Mbah Khamid yaitu Mbah Mukti sekeluarga, menurut kami penyelesaian
tersebut bisa dikaitkan dengan teori kepentingan yang berfokus pada memenuhi
yang mendasari setiap pihak dalam sengketa lahan, bukan hanya sekedar
kepentingan satu pihak akan tetapi kedua belah pihak, teori win-win yaitu teori
yang sama-sama untung kedua belah pihak, teori keberlanjutan yang pentinya
mempertimbangkan danpak jangka panjang terhadap lingkungan dan
masyarakat sekitar.

Kesimpulan
Kasus sengketa tanah yang kompleks antara keluarga Alm. Mbah Kurmen
dan keluarga Alm. Mbah Khamid (Mbah Mukti sekeluarga) mencerminkan
tantangan yang dihadapi dalam menentukan kepemilikan tanah dalam konteks
hukum pertanahan yang berlaku. Dua belah pihak memiliki argumen yang kuat
untuk klaim mereka atas tanah lapangan yang berharga ini. Namun,
penyelesaian yang menguntungkan kedua belah pihak dalam konteks ini dapat
menjadi landasan penting untuk mencapai solusi yang berkelanjutan.

Dalam rangka penyelesaian, pendekatan kekeluargaan atau negosiasi


menjadi alternatif yang bijaksana. Mempertimbangkan teori-teori seperti
kepentingan bersama, keseimbangan keuntungan, dan keberlanjutan adalah
langkah yang dapat membantu dalam mencapai penyelesaian yang adil dan
berkelanjutan dalam sengketa ini. Hasil akhirnya harus menghormati hak-hak
sah kedua belah pihak, mempertimbangkan hukum yang berlaku, serta
mengakui pentingnya tanah lapangan tersebut dalam konteks masyarakat dan
lingkungan sekitarnya.
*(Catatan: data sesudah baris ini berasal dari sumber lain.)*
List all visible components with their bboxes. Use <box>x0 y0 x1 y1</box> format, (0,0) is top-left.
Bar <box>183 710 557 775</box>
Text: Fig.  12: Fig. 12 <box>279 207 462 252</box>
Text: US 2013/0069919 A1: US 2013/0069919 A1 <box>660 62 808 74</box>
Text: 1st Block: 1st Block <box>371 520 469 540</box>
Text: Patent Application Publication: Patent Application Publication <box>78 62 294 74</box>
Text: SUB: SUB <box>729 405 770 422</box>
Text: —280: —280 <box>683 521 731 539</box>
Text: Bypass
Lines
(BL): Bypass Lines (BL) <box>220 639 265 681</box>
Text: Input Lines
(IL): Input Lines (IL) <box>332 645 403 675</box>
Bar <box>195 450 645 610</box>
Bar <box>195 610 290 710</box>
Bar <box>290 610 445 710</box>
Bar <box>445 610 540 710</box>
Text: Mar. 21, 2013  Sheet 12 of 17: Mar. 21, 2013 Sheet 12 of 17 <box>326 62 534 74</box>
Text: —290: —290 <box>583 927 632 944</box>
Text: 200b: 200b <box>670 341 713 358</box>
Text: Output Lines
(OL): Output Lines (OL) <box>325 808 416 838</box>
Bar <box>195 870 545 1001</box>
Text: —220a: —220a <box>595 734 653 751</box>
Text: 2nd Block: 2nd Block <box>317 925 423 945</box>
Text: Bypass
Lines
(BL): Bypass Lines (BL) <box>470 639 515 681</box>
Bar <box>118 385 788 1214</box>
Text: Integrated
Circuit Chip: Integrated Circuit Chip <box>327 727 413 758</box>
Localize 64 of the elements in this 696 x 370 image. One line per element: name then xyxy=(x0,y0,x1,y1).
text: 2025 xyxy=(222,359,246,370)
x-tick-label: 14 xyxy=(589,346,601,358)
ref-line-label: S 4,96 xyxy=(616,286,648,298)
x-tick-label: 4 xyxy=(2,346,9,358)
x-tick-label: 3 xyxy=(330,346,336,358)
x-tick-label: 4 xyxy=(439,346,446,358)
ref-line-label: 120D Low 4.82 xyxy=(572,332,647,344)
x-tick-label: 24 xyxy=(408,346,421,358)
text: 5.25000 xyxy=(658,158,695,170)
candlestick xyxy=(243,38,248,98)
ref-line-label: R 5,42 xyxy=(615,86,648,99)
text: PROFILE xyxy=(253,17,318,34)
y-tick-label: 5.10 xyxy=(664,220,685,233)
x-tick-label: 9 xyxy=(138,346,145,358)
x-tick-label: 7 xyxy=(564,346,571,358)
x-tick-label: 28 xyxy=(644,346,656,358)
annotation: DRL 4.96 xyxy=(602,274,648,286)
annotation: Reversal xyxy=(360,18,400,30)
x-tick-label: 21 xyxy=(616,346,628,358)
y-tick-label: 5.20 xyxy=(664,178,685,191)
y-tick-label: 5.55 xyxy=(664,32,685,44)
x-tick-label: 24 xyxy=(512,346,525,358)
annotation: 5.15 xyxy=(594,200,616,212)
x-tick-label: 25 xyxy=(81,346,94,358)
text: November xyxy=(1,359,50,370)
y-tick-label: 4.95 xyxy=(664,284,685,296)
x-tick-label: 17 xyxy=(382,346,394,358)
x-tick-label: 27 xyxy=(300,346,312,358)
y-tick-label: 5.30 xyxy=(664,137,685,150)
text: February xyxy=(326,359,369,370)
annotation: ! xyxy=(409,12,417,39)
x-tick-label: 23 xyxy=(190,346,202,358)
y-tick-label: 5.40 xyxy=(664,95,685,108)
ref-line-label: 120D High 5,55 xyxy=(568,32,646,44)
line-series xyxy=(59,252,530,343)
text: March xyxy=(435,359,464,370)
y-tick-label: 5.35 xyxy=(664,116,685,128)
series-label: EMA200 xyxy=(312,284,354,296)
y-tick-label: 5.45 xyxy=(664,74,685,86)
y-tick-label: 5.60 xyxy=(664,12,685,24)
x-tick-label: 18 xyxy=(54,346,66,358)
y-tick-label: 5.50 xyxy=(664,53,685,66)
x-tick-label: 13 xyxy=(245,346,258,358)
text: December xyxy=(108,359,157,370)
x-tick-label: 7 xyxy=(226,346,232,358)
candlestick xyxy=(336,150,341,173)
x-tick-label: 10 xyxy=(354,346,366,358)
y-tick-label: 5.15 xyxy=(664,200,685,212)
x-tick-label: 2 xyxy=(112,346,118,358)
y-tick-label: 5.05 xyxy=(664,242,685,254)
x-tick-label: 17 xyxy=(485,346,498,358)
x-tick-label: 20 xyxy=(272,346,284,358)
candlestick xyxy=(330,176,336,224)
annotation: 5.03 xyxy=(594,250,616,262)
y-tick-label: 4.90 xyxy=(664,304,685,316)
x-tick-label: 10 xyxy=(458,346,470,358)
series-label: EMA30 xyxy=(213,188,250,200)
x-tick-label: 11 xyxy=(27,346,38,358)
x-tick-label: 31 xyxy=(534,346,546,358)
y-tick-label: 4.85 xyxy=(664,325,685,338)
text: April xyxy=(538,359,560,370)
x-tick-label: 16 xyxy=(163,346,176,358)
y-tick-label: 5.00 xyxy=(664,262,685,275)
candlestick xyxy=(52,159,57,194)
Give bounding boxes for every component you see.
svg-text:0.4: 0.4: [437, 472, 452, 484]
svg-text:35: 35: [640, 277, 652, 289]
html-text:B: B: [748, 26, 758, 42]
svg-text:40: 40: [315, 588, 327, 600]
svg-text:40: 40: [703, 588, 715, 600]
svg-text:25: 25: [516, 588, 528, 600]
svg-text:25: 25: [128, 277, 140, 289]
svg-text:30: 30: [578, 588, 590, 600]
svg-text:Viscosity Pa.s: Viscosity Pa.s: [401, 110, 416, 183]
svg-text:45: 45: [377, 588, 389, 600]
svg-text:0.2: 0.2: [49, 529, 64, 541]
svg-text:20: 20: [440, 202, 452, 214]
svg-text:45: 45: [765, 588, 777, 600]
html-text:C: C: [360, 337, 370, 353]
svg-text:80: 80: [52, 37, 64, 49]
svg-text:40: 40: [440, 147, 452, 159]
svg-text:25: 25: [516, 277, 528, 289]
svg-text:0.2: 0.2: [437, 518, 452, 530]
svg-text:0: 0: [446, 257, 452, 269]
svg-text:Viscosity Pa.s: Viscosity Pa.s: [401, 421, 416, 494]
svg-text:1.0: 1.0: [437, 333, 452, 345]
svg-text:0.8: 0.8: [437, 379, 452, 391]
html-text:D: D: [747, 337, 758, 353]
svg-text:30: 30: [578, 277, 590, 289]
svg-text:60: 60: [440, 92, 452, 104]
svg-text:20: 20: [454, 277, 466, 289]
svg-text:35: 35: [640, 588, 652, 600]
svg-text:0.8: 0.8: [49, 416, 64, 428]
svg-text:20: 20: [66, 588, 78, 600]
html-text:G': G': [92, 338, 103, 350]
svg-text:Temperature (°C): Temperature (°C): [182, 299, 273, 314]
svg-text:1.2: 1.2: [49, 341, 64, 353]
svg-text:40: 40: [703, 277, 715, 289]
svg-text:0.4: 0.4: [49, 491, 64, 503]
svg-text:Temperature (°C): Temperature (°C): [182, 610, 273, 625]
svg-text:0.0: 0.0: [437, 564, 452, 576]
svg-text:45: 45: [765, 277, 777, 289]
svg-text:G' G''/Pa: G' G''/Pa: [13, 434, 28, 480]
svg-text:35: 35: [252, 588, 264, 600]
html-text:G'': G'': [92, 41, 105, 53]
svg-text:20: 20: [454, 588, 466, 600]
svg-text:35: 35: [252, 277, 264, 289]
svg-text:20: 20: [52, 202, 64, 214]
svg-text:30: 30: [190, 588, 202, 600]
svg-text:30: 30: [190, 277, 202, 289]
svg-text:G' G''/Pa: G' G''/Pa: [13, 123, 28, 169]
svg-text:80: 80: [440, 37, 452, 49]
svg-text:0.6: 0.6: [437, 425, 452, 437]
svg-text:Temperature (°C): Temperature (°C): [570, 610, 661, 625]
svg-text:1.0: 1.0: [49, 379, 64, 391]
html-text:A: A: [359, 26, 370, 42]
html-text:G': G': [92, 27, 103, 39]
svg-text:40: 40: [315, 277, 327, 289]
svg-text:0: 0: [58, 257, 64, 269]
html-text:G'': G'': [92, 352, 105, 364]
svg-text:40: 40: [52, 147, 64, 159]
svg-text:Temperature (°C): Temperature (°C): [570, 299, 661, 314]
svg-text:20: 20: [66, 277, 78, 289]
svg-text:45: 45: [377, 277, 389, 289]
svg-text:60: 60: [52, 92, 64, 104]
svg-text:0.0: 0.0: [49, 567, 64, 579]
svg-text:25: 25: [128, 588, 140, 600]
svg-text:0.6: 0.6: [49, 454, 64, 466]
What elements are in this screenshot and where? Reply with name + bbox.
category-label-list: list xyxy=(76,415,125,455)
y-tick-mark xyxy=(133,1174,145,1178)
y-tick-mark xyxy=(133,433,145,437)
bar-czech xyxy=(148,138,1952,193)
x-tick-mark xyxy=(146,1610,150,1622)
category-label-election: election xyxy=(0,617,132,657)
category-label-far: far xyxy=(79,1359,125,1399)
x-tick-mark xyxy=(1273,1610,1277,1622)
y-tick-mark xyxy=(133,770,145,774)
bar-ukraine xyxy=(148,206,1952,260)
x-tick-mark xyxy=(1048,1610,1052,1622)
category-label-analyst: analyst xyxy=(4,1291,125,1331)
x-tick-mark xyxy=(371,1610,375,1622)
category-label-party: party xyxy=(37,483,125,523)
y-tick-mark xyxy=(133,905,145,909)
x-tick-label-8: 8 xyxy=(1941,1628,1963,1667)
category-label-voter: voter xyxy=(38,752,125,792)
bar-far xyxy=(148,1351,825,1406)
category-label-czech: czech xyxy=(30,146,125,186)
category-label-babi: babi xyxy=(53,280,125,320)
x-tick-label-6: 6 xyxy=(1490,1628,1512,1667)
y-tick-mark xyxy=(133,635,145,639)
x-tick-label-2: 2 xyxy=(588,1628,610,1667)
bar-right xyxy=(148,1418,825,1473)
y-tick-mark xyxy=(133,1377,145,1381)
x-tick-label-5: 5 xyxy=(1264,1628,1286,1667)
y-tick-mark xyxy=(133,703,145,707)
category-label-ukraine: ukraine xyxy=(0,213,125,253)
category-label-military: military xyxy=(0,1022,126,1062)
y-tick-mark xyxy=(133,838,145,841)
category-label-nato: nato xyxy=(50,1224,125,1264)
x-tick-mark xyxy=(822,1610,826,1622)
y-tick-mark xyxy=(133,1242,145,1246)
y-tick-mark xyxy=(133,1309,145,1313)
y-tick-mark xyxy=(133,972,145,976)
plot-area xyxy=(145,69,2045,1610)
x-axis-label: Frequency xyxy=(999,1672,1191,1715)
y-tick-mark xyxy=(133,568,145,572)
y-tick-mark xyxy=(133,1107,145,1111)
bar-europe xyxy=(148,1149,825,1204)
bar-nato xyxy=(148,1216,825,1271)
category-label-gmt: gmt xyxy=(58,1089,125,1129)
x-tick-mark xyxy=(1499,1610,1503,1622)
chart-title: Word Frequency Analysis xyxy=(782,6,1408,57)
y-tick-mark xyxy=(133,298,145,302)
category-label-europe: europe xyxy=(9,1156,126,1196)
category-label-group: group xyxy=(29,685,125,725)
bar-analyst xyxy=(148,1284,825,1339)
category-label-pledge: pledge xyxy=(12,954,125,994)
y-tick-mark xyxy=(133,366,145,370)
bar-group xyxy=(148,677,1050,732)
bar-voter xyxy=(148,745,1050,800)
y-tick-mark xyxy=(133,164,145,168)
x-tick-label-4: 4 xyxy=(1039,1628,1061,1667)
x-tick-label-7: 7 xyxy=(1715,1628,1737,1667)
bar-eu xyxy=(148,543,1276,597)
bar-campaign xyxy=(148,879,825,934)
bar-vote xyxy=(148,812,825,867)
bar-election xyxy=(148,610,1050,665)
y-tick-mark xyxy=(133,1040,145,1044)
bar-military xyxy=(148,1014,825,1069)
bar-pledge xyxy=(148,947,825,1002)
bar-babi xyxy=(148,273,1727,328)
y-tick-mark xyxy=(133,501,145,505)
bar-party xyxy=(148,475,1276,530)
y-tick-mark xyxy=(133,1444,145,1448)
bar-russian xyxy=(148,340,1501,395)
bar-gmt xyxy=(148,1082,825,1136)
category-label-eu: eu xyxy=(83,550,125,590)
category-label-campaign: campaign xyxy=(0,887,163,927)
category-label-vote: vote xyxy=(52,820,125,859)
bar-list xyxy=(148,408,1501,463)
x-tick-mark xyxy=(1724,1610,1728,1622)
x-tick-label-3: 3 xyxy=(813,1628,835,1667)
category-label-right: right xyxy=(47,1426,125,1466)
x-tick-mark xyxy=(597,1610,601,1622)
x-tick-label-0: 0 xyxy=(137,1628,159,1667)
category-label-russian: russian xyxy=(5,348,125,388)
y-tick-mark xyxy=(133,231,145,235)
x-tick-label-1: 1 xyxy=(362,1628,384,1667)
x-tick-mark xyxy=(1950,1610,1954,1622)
Dalam penyelesaian sengketa seperti ini, menjaga
komunikasi terbuka dan semangat kolaborasi antara keluarga Mbah Kurmen dan
keluarga Mbah Mukti dapat membantu mencapai solusi yang menguntungkan
semua pihak, sambil memastikan keberlanjutan pemanfaatan tanah yang
bernilai tersebut untuk kepentingan semua pihak yang terlibat.